Mascotte considers expanding city limits
Source: OrlandoSentinel.com, by Robert Sargent
December 17, 2007
The City Council tonight is scheduled to hear 3 annexation requests that would add 1,800 acres.
MASCOTTE - This small south Lake County city is looking to annex nearly 3 square miles of land on its north side.
If approved, the addition will bring in a huge swath of rural land -- much that later could be proposed for development. And Mascotte would be very close to touching borders with the quickly encroaching city limits of Leesburg.
The City Council is scheduled to consider three different land-annexation requests tonight totaling 1,800 acres. A final vote could be Jan. 7.
Orlando-based Maury L. Carter & Associates has asked Mascotte -- a city of about 5,000 residents -- to annex two properties on its north side, according to city records. A 1,300-acre tract touches County Road 33 to the east and Austin Merritt Road to the north. A second 285 acre tract is along Tuscanooga Road west of Mascotte.
The Florida State Baptist Missionary Foundation Inc. also is asking the city to annex 265 acres east of C.R. 33. City Manager Marge Strausbaugh said that property -- a Baptist youth camp -- could help to bring Mascotte closer to even more land that the city could annex later.
"There is another 400 acres north of the youth camp," Strausbaugh said.

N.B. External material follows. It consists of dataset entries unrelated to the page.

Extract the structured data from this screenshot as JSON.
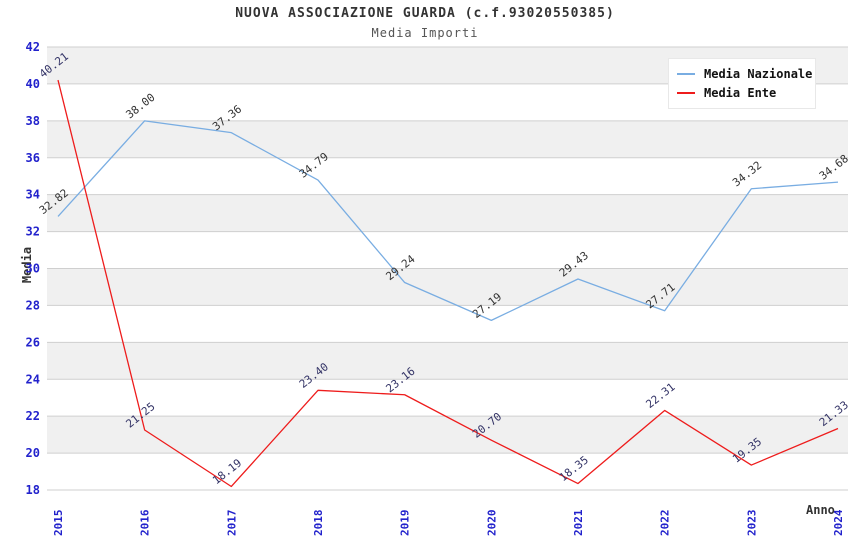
{
  "title": "NUOVA ASSOCIAZIONE GUARDA (c.f.93020550385)",
  "subtitle": "Media Importi",
  "axes": {
    "y_title": "Media",
    "x_title": "Anno",
    "tick_color": "#2222cc",
    "grid_color": "#cfcfcf",
    "band_color": "#f0f0f0"
  },
  "legend": {
    "items": [
      {
        "label": "Media Nazionale",
        "color": "#79ade2"
      },
      {
        "label": "Media Ente",
        "color": "#ee1c1c"
      }
    ]
  },
  "chart_data": {
    "type": "line",
    "title": "NUOVA ASSOCIAZIONE GUARDA (c.f.93020550385)",
    "subtitle": "Media Importi",
    "xlabel": "Anno",
    "ylabel": "Media",
    "categories": [
      "2015",
      "2016",
      "2017",
      "2018",
      "2019",
      "2020",
      "2021",
      "2022",
      "2023",
      "2024"
    ],
    "series": [
      {
        "name": "Media Nazionale",
        "color": "#79ade2",
        "label_color": "#333333",
        "values": [
          32.82,
          38.0,
          37.36,
          34.79,
          29.24,
          27.19,
          29.43,
          27.71,
          34.32,
          34.68
        ]
      },
      {
        "name": "Media Ente",
        "color": "#ee1c1c",
        "label_color": "#333366",
        "values": [
          40.21,
          21.25,
          18.19,
          23.4,
          23.16,
          20.7,
          18.35,
          22.31,
          19.35,
          21.33
        ]
      }
    ],
    "ylim": [
      18,
      42
    ],
    "ytick_step": 2,
    "grid": true,
    "banded_background": true,
    "legend_position": "top-right",
    "point_labels": "two-decimals, rotated -38deg above each point"
  }
}
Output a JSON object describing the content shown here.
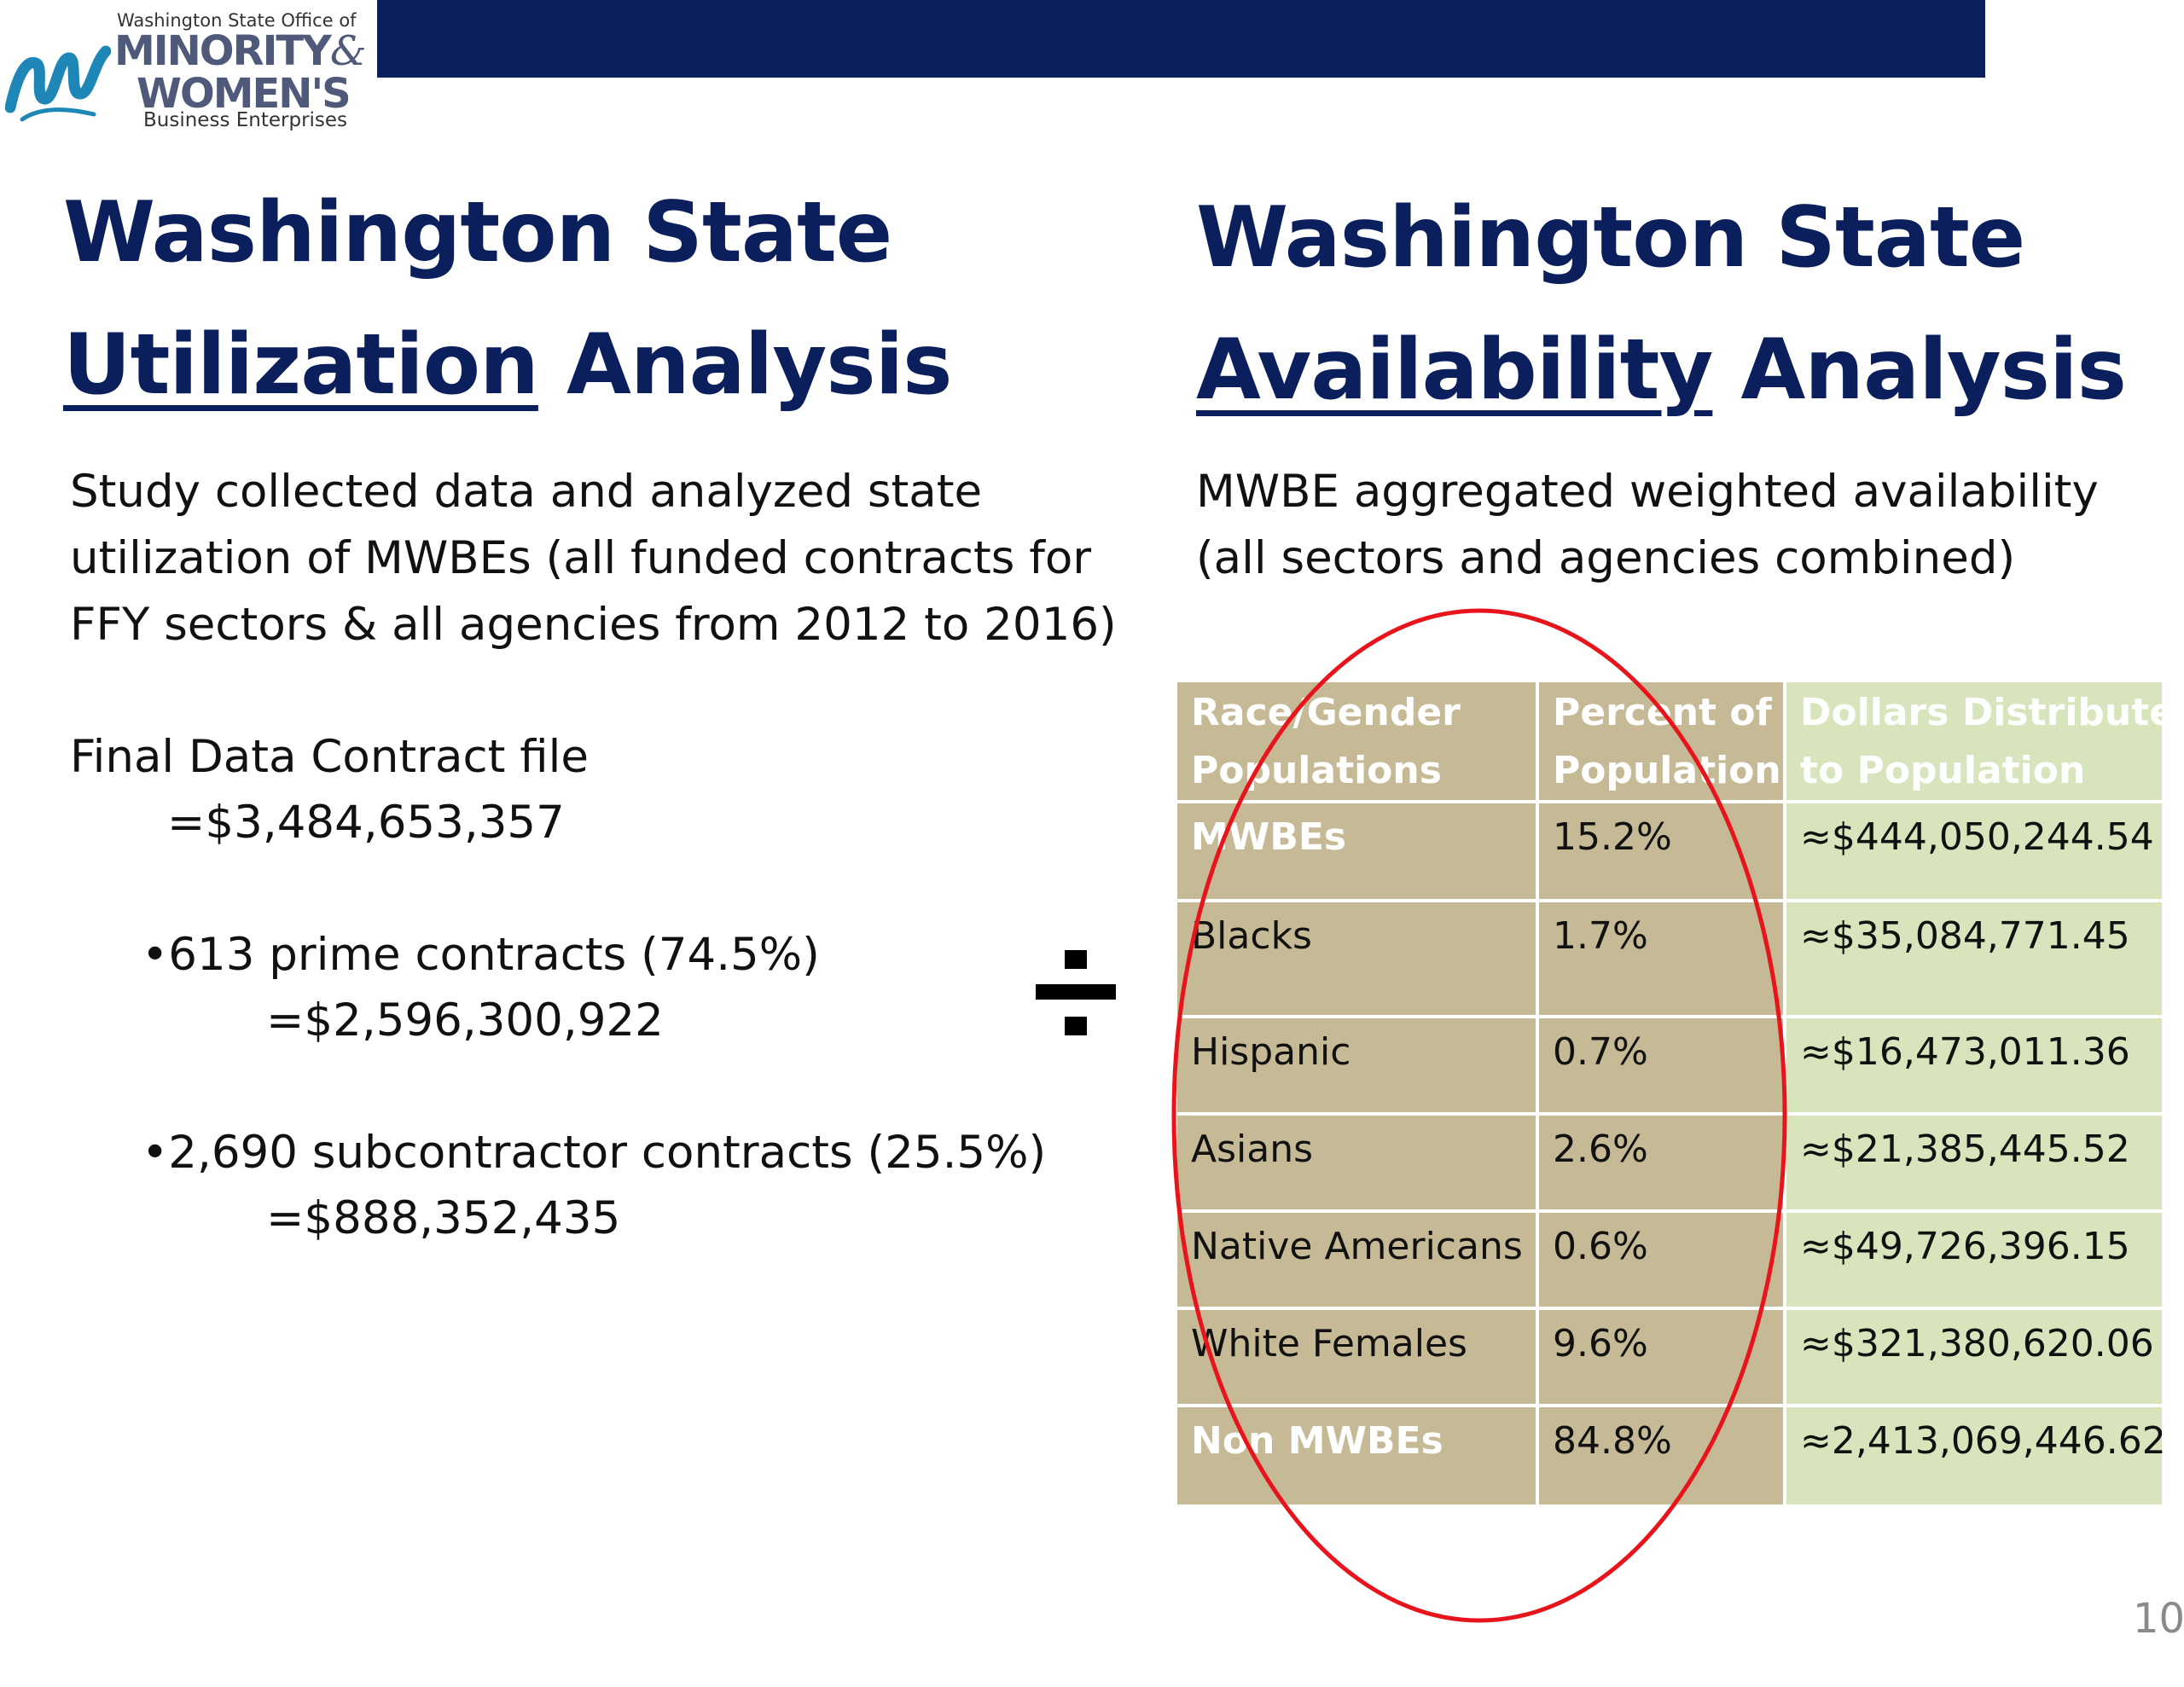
{
  "logo": {
    "office": "Washington State Office of",
    "line1": "MINORITY",
    "amp": "&",
    "line2": "WOMEN'S",
    "line3": "Business Enterprises"
  },
  "left": {
    "heading_line1": "Washington State",
    "heading_underlined": "Utilization",
    "heading_rest": " Analysis",
    "paragraph": [
      "Study collected data and analyzed state",
      "utilization of MWBEs (all funded contracts for",
      "FFY sectors & all agencies from 2012 to 2016)"
    ],
    "final_label": "Final Data Contract file",
    "final_value": "=$3,484,653,357",
    "bullets": [
      {
        "label": "•613 prime contracts (74.5%)",
        "value": "=$2,596,300,922"
      },
      {
        "label": "•2,690 subcontractor contracts (25.5%)",
        "value": "=$888,352,435"
      }
    ]
  },
  "divide_sign": "÷",
  "right": {
    "heading_line1": "Washington State",
    "heading_underlined": "Availability",
    "heading_rest": " Analysis",
    "paragraph": [
      "MWBE aggregated weighted availability",
      "(all sectors and agencies combined)"
    ]
  },
  "table": {
    "headers": [
      [
        "Race/Gender",
        "Populations"
      ],
      [
        "Percent of",
        "Population"
      ],
      [
        "Dollars Distributed",
        "to Population"
      ]
    ],
    "rows": [
      [
        "MWBEs",
        "15.2%",
        "≈$444,050,244.54"
      ],
      [
        "Blacks",
        "1.7%",
        "≈$35,084,771.45"
      ],
      [
        "Hispanic",
        "0.7%",
        "≈$16,473,011.36"
      ],
      [
        "Asians",
        "2.6%",
        "≈$21,385,445.52"
      ],
      [
        "Native Americans",
        "0.6%",
        "≈$49,726,396.15"
      ],
      [
        "White Females",
        "9.6%",
        "≈$321,380,620.06"
      ],
      [
        "Non MWBEs",
        "84.8%",
        "≈2,413,069,446.62"
      ]
    ]
  },
  "colors": {
    "navy": "#0b1f5c",
    "tan_cell": "#c6ba96",
    "green_cell": "#d7e4bc",
    "highlight_ellipse": "#e8141c"
  },
  "slide_number": "10"
}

The huge properties would be the latest of several massive expansions for Mascotte, which for years remained outside the influence of south Lake's rapid growth, in part because the state Department of Community Affairs would not allow the city to approve any large communities without first updating its comprehensive-development plans.
Last year, Mascotte annexed nearly 4 square miles of land for up to 454 homes proposed in the Tuscanooga development near C.R. 33 and Tuscanooga Road. Other property owners also jumped in.
Mascotte and state planners spent months wrangling over a proposal to overhaul the city's comp plan. But in July the state complied with a deal, which also included proposals for 15 new residential projects targeted for about 4,000 future homes. Those developments alone would triple Mascotte's population.
To accommodate the growth, the city is expanding its water utilities. Officials also are working on plans for their first wastewater-treatment plant, which could be built in two years.
The meeting starts at 6:30 p.m. at the civic center, 121 N. Sunset Ave.